Jesus invites us to believe and be fed.
A number of years ago there was a phenomenon in Ireland of “moving statues.” It started in 1985 in a place called Ballinspittle, County Cork. However, it was not confined to that place as simultaneously stories of moving statues were reported throughout the country. Some were Marian “apparitions” while others included saints and other Divine figures. Thousand flocked to the different sites but particularly the County Cork site where it was estimated that up to 100,000 visitors came to view and pray. The press, and some bishops, were not only skeptical but mocking in their “reporting” of the phenomenon and the “simple” faith of the crowds. One “expert,” the anthropologist Peter Mulholland wrote , “that the continuing role of Marian apparitions in Irish popular culture is a reflection of psychological insecurity stemming largely from adverse childhood experiences and a concatenation of historical, cultural, political, religious and sociological factors.” (Mulholland, Peter. (2008) ‘Moving Statues and Concrete Thinking’, Quaderns de l'Institut Català d'Antropologia: sèrie monogràfics 23). To quote the even more eminent commentator on the human condition, Buggs Bunny, “What a maroon!”
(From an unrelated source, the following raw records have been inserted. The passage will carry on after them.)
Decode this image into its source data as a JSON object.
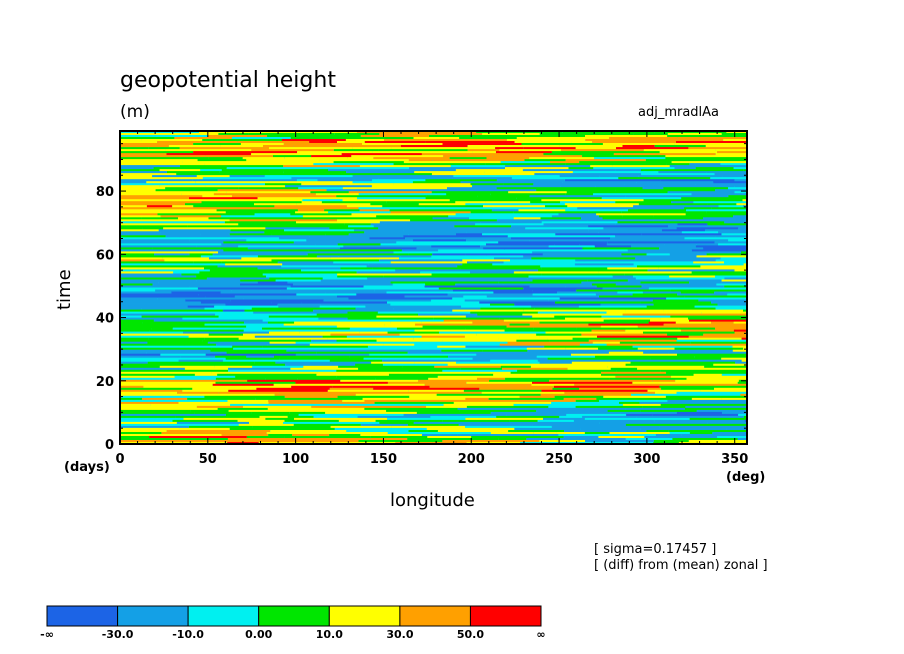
{
  "chart_data": {
    "type": "heatmap",
    "title": "geopotential height",
    "units": "(m)",
    "experiment": "adj_mradlAa",
    "xlabel": "longitude",
    "xunit": "(deg)",
    "ylabel": "time",
    "yunit": "(days)",
    "xlim": [
      0,
      357
    ],
    "ylim": [
      0,
      99
    ],
    "xticks": [
      0,
      50,
      100,
      150,
      200,
      250,
      300,
      350
    ],
    "yticks": [
      0,
      20,
      40,
      60,
      80
    ],
    "notes": [
      "[ sigma=0.17457 ]",
      "[ (diff) from (mean) zonal ]"
    ],
    "colorbar": {
      "colors": [
        "#1c64e6",
        "#14a0e6",
        "#00f0f0",
        "#00e600",
        "#ffff00",
        "#ffa000",
        "#ff0000"
      ],
      "labels": [
        "-∞",
        "-30.0",
        "-10.0",
        "0.00",
        "10.0",
        "30.0",
        "50.0",
        "∞"
      ]
    }
  }
}
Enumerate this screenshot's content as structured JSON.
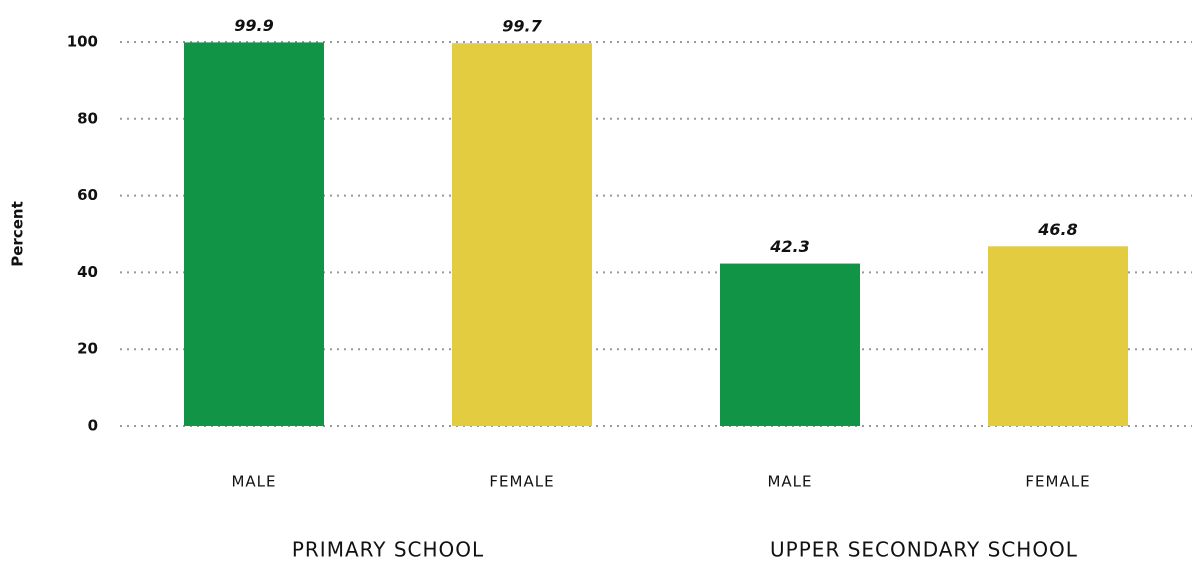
{
  "chart_data": {
    "type": "bar",
    "y_label": "Percent",
    "categories": [
      "MALE",
      "FEMALE",
      "MALE",
      "FEMALE"
    ],
    "groups": [
      "PRIMARY SCHOOL",
      "UPPER SECONDARY SCHOOL"
    ],
    "values": [
      99.9,
      99.7,
      42.3,
      46.8
    ],
    "colors": [
      "#129447",
      "#e4cc40",
      "#129447",
      "#e4cc40"
    ],
    "ylim": [
      0,
      100
    ],
    "yticks": [
      0,
      20,
      40,
      60,
      80,
      100
    ],
    "grid": true
  }
}
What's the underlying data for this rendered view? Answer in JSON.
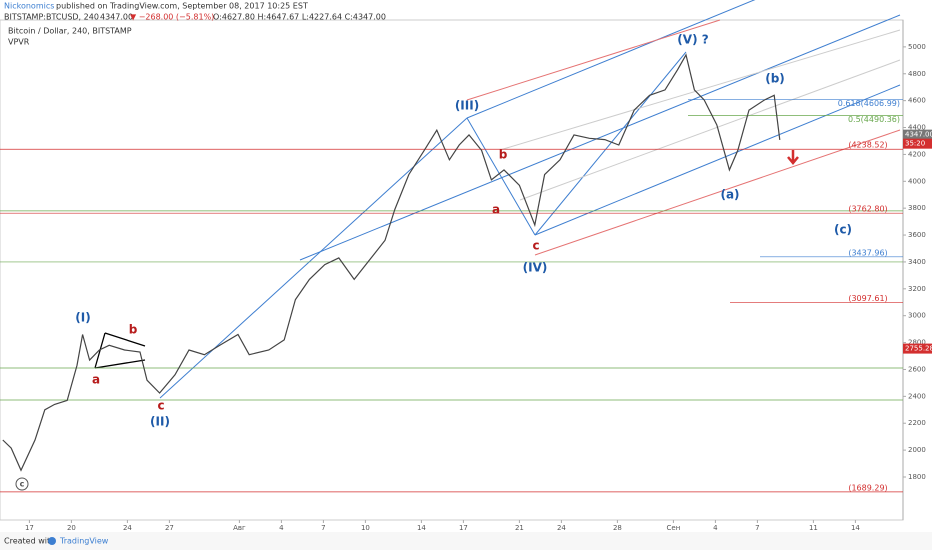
{
  "header": {
    "author": "Nickonomics",
    "published": "published on TradingView.com, September 08, 2017 10:25 EST",
    "symbol": "BITSTAMP:BTCUSD, 240",
    "last": "4347.00",
    "change": "▼ −268.00 (−5.81%)",
    "ohlc": "O:4627.80 H:4647.67 L:4227.64 C:4347.00"
  },
  "legend": {
    "name": "Bitcoin / Dollar, 240, BITSTAMP",
    "indicator": "VPVR"
  },
  "footer": {
    "created": "Created with",
    "brand": "TradingView"
  },
  "chart_data": {
    "type": "line",
    "color": "#444444",
    "x": [
      -1.9,
      -1.3,
      -0.6,
      0.4,
      1.1,
      1.8,
      2.7,
      3.4,
      3.8,
      4.3,
      5,
      5.7,
      6.8,
      7.9,
      8.4,
      9.3,
      10.4,
      11.4,
      12.5,
      13.6,
      14.9,
      15.7,
      17.1,
      18.2,
      19,
      20,
      21.1,
      22.1,
      23.2,
      24.3,
      25.4,
      26.1,
      27.1,
      28.2,
      29.1,
      30,
      30.7,
      31.4,
      32.3,
      33,
      33.9,
      35,
      36.1,
      36.8,
      37.9,
      38.9,
      40,
      41.1,
      42.1,
      43.2,
      44.3,
      45.4,
      46.3,
      46.9,
      47.5,
      48.2,
      49.1,
      50,
      50.6,
      51.4,
      52.5,
      53.2,
      53.6
    ],
    "values": [
      2075,
      2015,
      1850,
      2075,
      2300,
      2340,
      2370,
      2630,
      2860,
      2670,
      2745,
      2780,
      2745,
      2730,
      2520,
      2425,
      2560,
      2745,
      2710,
      2780,
      2860,
      2710,
      2745,
      2820,
      3120,
      3270,
      3380,
      3430,
      3270,
      3415,
      3560,
      3790,
      4050,
      4230,
      4380,
      4160,
      4270,
      4345,
      4230,
      4010,
      4085,
      3970,
      3675,
      4050,
      4160,
      4345,
      4320,
      4310,
      4270,
      4530,
      4640,
      4680,
      4830,
      4940,
      4680,
      4605,
      4420,
      4085,
      4230,
      4530,
      4605,
      4640,
      4308
    ],
    "xlim": [
      -2.1,
      62.4
    ],
    "xticks": [
      {
        "value": 0,
        "label": "17"
      },
      {
        "value": 3,
        "label": "20"
      },
      {
        "value": 7,
        "label": "24"
      },
      {
        "value": 10,
        "label": "27"
      },
      {
        "value": 15,
        "label": "Авг"
      },
      {
        "value": 18,
        "label": "4"
      },
      {
        "value": 21,
        "label": "7"
      },
      {
        "value": 24,
        "label": "10"
      },
      {
        "value": 28,
        "label": "14"
      },
      {
        "value": 31,
        "label": "17"
      },
      {
        "value": 35,
        "label": "21"
      },
      {
        "value": 38,
        "label": "24"
      },
      {
        "value": 42,
        "label": "28"
      },
      {
        "value": 46,
        "label": "Сен"
      },
      {
        "value": 49,
        "label": "4"
      },
      {
        "value": 52,
        "label": "7"
      },
      {
        "value": 56,
        "label": "11"
      },
      {
        "value": 59,
        "label": "14"
      }
    ],
    "ylim": [
      1480,
      5200
    ],
    "yticks": [
      1800,
      2000,
      2200,
      2400,
      2600,
      2800,
      3000,
      3200,
      3400,
      3600,
      3800,
      4000,
      4200,
      4400,
      4600,
      4800,
      5000
    ],
    "levels": [
      {
        "value": 4238.52,
        "label": "(4238.52)",
        "color": "#d32f2f"
      },
      {
        "value": 3762.8,
        "label": "(3762.80)",
        "color": "#d32f2f"
      },
      {
        "value": 3437.96,
        "label": "(3437.96)",
        "color": "#3f7fd0"
      },
      {
        "value": 3097.61,
        "label": "(3097.61)",
        "color": "#d32f2f"
      },
      {
        "value": 1689.29,
        "label": "(1689.29)",
        "color": "#d32f2f"
      }
    ],
    "green_levels": [
      3780,
      3400,
      2611,
      2373
    ],
    "fib": [
      {
        "value": 4606.99,
        "label": "0.618(4606.99)",
        "color": "#3f7fd0"
      },
      {
        "value": 4490.36,
        "label": "0.5(4490.36)",
        "color": "#6aa84f"
      }
    ],
    "price_tags": [
      {
        "value": 4347,
        "label": "4347.00",
        "color": "#777777"
      },
      {
        "value": 4280,
        "label": "35:20",
        "color": "#d32f2f"
      },
      {
        "value": 2755.28,
        "label": "2755.28",
        "color": "#d32f2f"
      }
    ],
    "waves": [
      "(I)",
      "(II)",
      "(III)",
      "(IV)",
      "(V) ?",
      "a",
      "b",
      "c",
      "a",
      "b",
      "c",
      "(a)",
      "(b)",
      "(c)",
      "c"
    ]
  }
}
Such large crowds drawn to the site of miracles, or reports of the miraculous, are not unusual. Interestingly, large crowds gathered wherever Jesus was because of the “signs” he worked. It is estimated that a crowd of 100,000 gathered in expectation of the miracle at Fatima on 13 October 1917, which was prophesied by the three shepherd children. People are drawn to the miraculous and the holy but very often, many, for the phenomenon itself rather than the message it conveys. How many go to visit the Shroud of Turin, or the Image of Our Lady of Guadalupe, because they are interested in the item, not because they have faith? They leave and return to their ordinary lives because they failed to grasp the reality behind the miraculous, or the holy, they fail to recognize the work of God. They failed to see or experience God, and so, their lives remained as they were – searching but never finding, looking but never seeing. Many heard Jesus and saw what he did but they walked away because it was too much to accept. This is particularly true when it came to His teaching about the Eucharist, when he said: “My flesh is real food and my blood is real drink.”
On the road to Emmaus the two disciples recognized Jesus in the breaking of the bread! Why? Was it not Jesus Himself who told us why? Jesus said: “This is my body, this is my blood” and “My flesh is real food, my blood is real drink.” At the Last Supper He said to His apostles: When you do this (breaking of the bread) I will be made present.
People go all over in search of the miracle, the miraculous, the spectacular, and yet, every day, in every Mass, a miracle takes place that we all can be a part of and experience. Bread and wine are transformed into the Body and Blood of Christ. And, even more, God then invited us to come forward and receive the Body and Blood of His Son into our bodies and into our lives. The Lord invites us to sit at table with Him and recognize Him in the breaking of bread.
Now that is a miracle worth seeing and that is a meal worth having.